Both William Wordsworth and Bob Marley paid tribute to him in song and verse. Jamaican slaves and Irish republicans were inspired by his opposition to racism, in the case of the former singing in 1799 that “black, white and brown, we’re all de same”. Louverture proved inspirational to 19th-century abolitionists such as Frederick Douglass and John Brown, and 20th century anti-imperialists like CLR James and Aime Cesaire. Louverture and the Haitian revolution were a “precursor for modern emancipatory politics” — and few people can claim to have a legacy as enduring as this.
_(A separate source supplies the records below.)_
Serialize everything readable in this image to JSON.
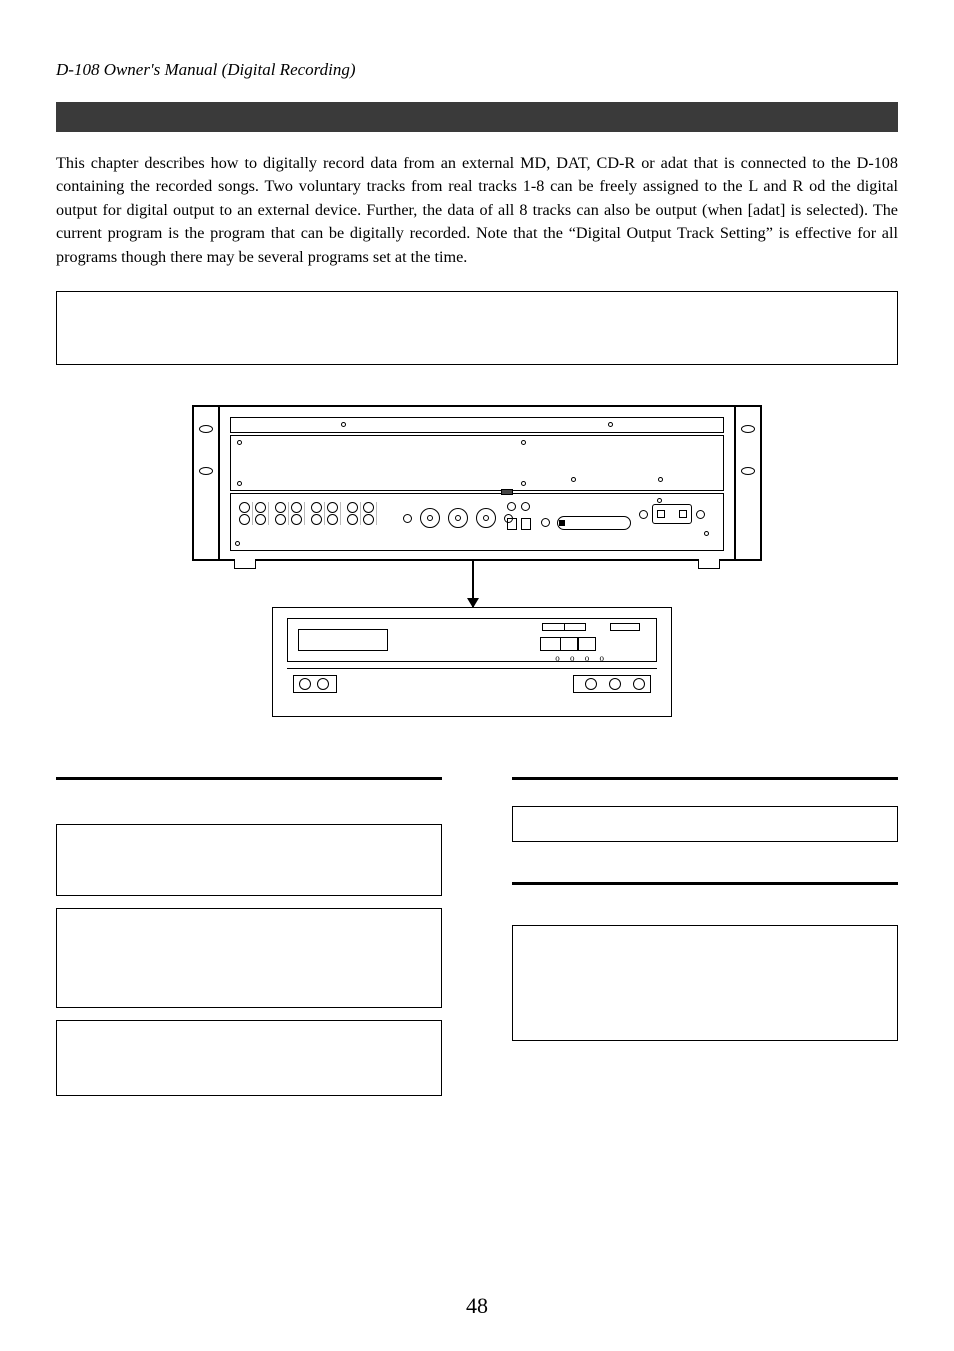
{
  "header": "D-108 Owner's Manual (Digital Recording)",
  "body_paragraph": "This chapter describes how to digitally record data from an external MD, DAT, CD-R or adat that is connected to the D-108 containing the recorded songs.  Two voluntary tracks from real tracks 1-8 can be freely assigned to the L and R od the digital output for digital output to an external device.  Further, the data of all 8 tracks can also be output (when [adat] is selected).  The current program is the program that can be digitally recorded.  Note that the “Digital Output Track Setting” is effective for all programs though there may be several programs set at the time.",
  "page_number": "48"
}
The concept of the “Great Man of History” may no longer be fashionable, but if it has any validity then Toussaint Louverture is surely one of them. To rise from slavery to become the great emancipator of the 18th century, and in CLR James’ words the “finest product” of the Enlightenment, is a mark of greatness.

Louverture’s life shows how individuals can have a decisive role in changing, even in the midst of larger social and economic forces. His will and determination, his fierce struggle for man’s “natural liberty” is a testament to what Wordsworth called “man’s unconquerable mind”. So we should be thankful that Sudhir Hazareesingh has written the outstanding biography of “the first black superhero of the modern age”.

 


Ralph Leonard is a British-Nigerian writer on international politics, religion, culture and humanism.